Election to the House of Representatives: Who with whom on the Spree?

Election to the House of Representatives
Who with whom on the Spree?

By Martin Morcinek

Big election day in the German capital: Parallel to the federal election, around 2.5 million Berliners will also vote on the political balance of power at the state level on September 26th. The ntv.de coalition calculator for house elections.

Exciting election decision in Berlin: In the capital, the election to the state parliament – the Berlin House of Representatives – was a close neck-and-neck race. Will there be a continuation of red-red-green? Which other party alliances would be theoretically conceivable on the basis of the latest surveys?

The Berlin House of Representatives has at least 130 seats. The threshold for an absolute majority is 66 seats. However, the exact majority ratios can only be calculated after the election, when the number of overhang and compensatory mandates has been determined.

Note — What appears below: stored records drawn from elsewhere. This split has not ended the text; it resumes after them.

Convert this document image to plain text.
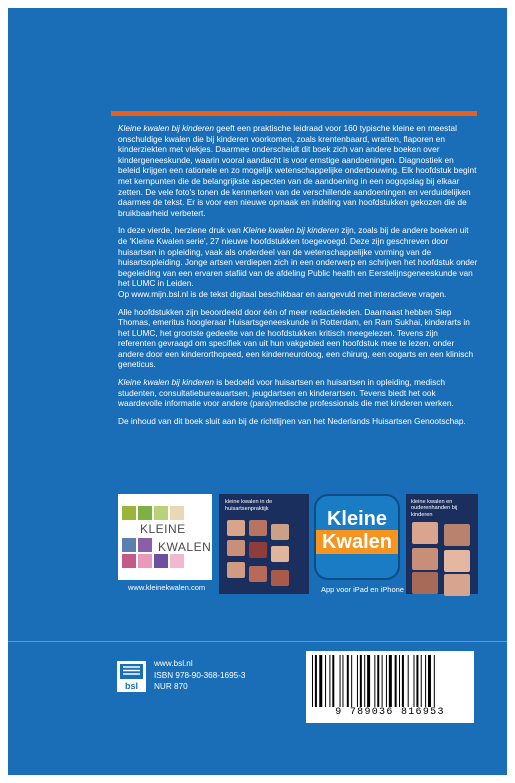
Kleine kwalen bij kinderen geeft een praktische leidraad voor 160 typische kleine en meestal onschuldige kwalen die bij kinderen voorkomen, zoals krentenbaard, wratten, flaporen en kinderziekten met vlekjes. Daarmee onderscheidt dit boek zich van andere boeken over kindergeneeskunde, waarin vooral aandacht is voor ernstige aandoeningen. Diagnostiek en beleid krijgen een rationele en zo mogelijk wetenschappelijke onderbouwing. Elk hoofdstuk begint met kernpunten die de belangrijkste aspecten van de aandoening in een oogopslag bij elkaar zetten. De vele foto's tonen de kenmerken van de verschillende aandoeningen en verduidelijken daarmee de tekst. Er is voor een nieuwe opmaak en indeling van hoofdstukken gekozen die de bruikbaarheid verbetert.

In deze vierde, herziene druk van Kleine kwalen bij kinderen zijn, zoals bij de andere boeken uit de 'Kleine Kwalen serie', 27 nieuwe hoofdstukken toegevoegd. Deze zijn geschreven door huisartsen in opleiding, vaak als onderdeel van de wetenschappelijke vorming van de huisartsopleiding. Jonge artsen verdiepen zich in een onderwerp en schrijven het hoofdstuk onder begeleiding van een ervaren stafiid van de afdeling Public health en Eerstelijnsgeneeskunde van het LUMC in Leiden.

Op www.mijn.bsl.nl is de tekst digitaal beschikbaar en aangevuld met interactieve vragen.

Alle hoofdstukken zijn beoordeeld door één of meer redactieleden. Daarnaast hebben Siep Thomas, emeritus hoogleraar Huisartsgeneeskunde in Rotterdam, en Ram Sukhai, kinderarts in het LUMC, het grootste gedeelte van de hoofdstukken kritisch meegelezen. Tevens zijn referenten gevraagd om specifiek van uit hun vakgebied een hoofdstuk mee te lezen, onder andere door een kinderorthopeed, een kinderneuroloog, een chirurg, een oogarts en een klinisch geneticus.

Kleine kwalen bij kinderen is bedoeld voor huisartsen en huisartsen in opleiding, medisch studenten, consultatiebureauartsen, jeugdartsen en kinderartsen. Tevens biedt het ook waardevolle informatie voor andere (para)medische professionals die met kinderen werken.

De inhoud van dit boek sluit aan bij de richtlijnen van het Nederlands Huisartsen Genootschap.

KLEINE
KWALEN
kleine kwalen in de huisartsenpraktijk	Kleine
Kwalen
kleine kwalen en ouderenhanden bij kinderen
www.kleinekwalen.com	App voor iPad en iPhone
bsl
www.bsl.nl
ISBN 978-90-368-1695-3
NUR 870
9 789036 816953
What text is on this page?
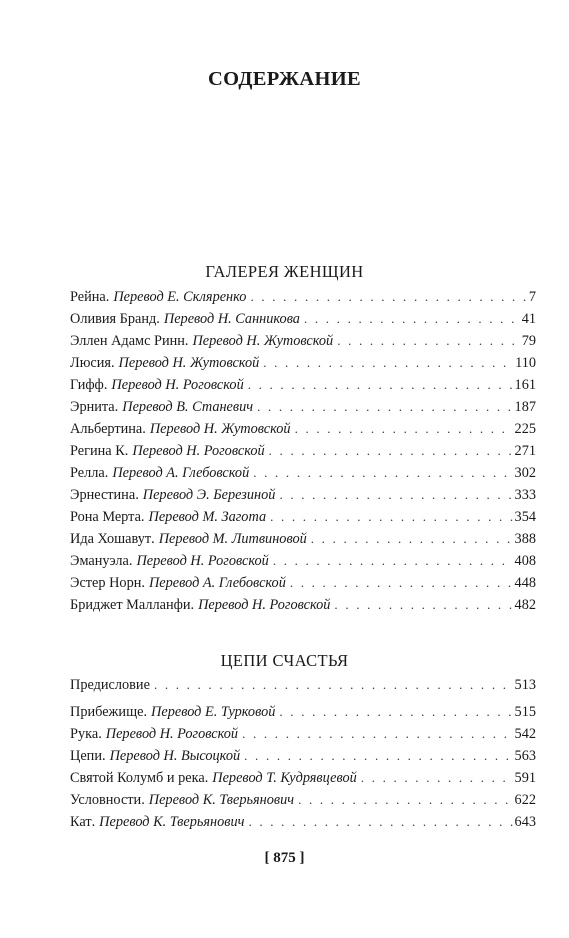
СОДЕРЖАНИЕ
ГАЛЕРЕЯ ЖЕНЩИН
Рейна . Перевод Е. Скляренко . . .	7
Оливия Бранд . Перевод Н. Санникова . . .	41
Эллен Адамс Ринн . Перевод Н. Жутовской . . .	79
Люсия . Перевод Н. Жутовской . . .	110
Гифф . Перевод Н. Роговской . . .	161
Эрнита . Перевод В. Станевич . . .	187
Альбертина . Перевод Н. Жутовской . . .	225
Регина К . Перевод Н. Роговской . . .	271
Релла . Перевод А. Глебовской . . .	302
Эрнестина . Перевод Э. Березиной . . .	333
Рона Мерта . Перевод М. Загота . . .	354
Ида Хошавут . Перевод М. Литвиновой . . .	388
Эмануэла . Перевод Н. Роговской . . .	408
Эстер Норн . Перевод А. Глебовской . . .	448
Бриджет Малланфи . Перевод Н. Роговской . . .	482
ЦЕПИ СЧАСТЬЯ
Предисловие . . .	513
Прибежище . Перевод Е. Турковой . . .	515
Рука . Перевод Н. Роговской . . .	542
Цепи . Перевод Н. Высоцкой . . .	563
Святой Колумб и река . Перевод Т. Кудрявцевой . . .	591
Условности . Перевод К. Тверьянович . . .	622
Кат . Перевод К. Тверьянович . . .	643
[ 875 ]
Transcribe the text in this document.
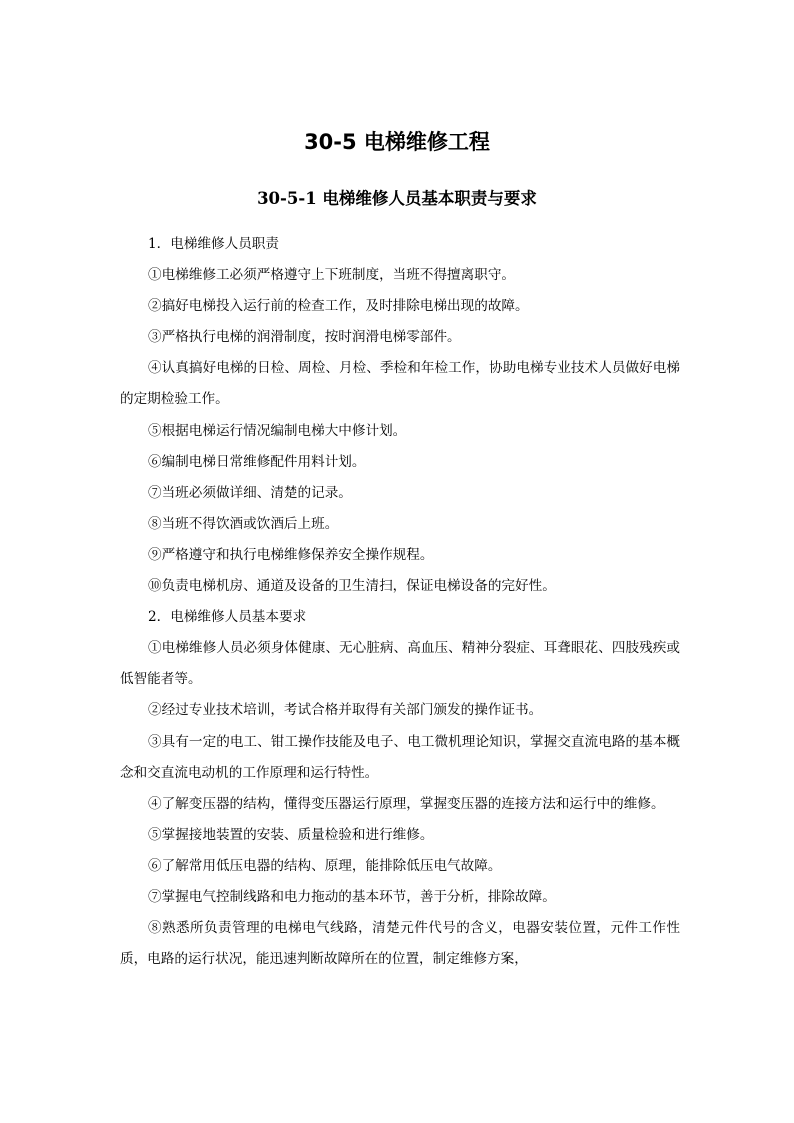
30-5 电梯维修工程
30-5-1 电梯维修人员基本职责与要求

1．电梯维修人员职责

①电梯维修工必须严格遵守上下班制度，当班不得擅离职守。

②搞好电梯投入运行前的检查工作，及时排除电梯出现的故障。

③严格执行电梯的润滑制度，按时润滑电梯零部件。

④认真搞好电梯的日检、周检、月检、季检和年检工作，协助电梯专业技术人员做好电梯的定期检验工作。

⑤根据电梯运行情况编制电梯大中修计划。

⑥编制电梯日常维修配件用料计划。

⑦当班必须做详细、清楚的记录。

⑧当班不得饮酒或饮酒后上班。

⑨严格遵守和执行电梯维修保养安全操作规程。

⑩负责电梯机房、通道及设备的卫生清扫，保证电梯设备的完好性。

2．电梯维修人员基本要求

①电梯维修人员必须身体健康、无心脏病、高血压、精神分裂症、耳聋眼花、四肢残疾或低智能者等。

②经过专业技术培训，考试合格并取得有关部门颁发的操作证书。

③具有一定的电工、钳工操作技能及电子、电工微机理论知识，掌握交直流电路的基本概念和交直流电动机的工作原理和运行特性。

④了解变压器的结构，懂得变压器运行原理，掌握变压器的连接方法和运行中的维修。

⑤掌握接地装置的安装、质量检验和进行维修。

⑥了解常用低压电器的结构、原理，能排除低压电气故障。

⑦掌握电气控制线路和电力拖动的基本环节，善于分析，排除故障。

⑧熟悉所负责管理的电梯电气线路，清楚元件代号的含义，电器安装位置，元件工作性质，电路的运行状况，能迅速判断故障所在的位置，制定维修方案，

A total of 78 seats will be directly elected with the first vote in the House of Representatives election in the Berlin constituencies. The remaining seats are determined by the lists of the parties and their shares in the second votes. In the previous Berlin election, this resulted in a total of 160 MPs, as some parties received overhang and other compensatory mandates based on the 2016 election results.

At that time, 38 seats were allocated to the SPD, which made it the strongest parliamentary group in the Berlin House of Representatives. The Berlin CDU was able to claim 31 seats. The Greens and the Left had a parliamentary group with 27 MPs each. The AfD was represented with 22 seats, the Berlin FDP with 11. Four other MPs were last non-attached.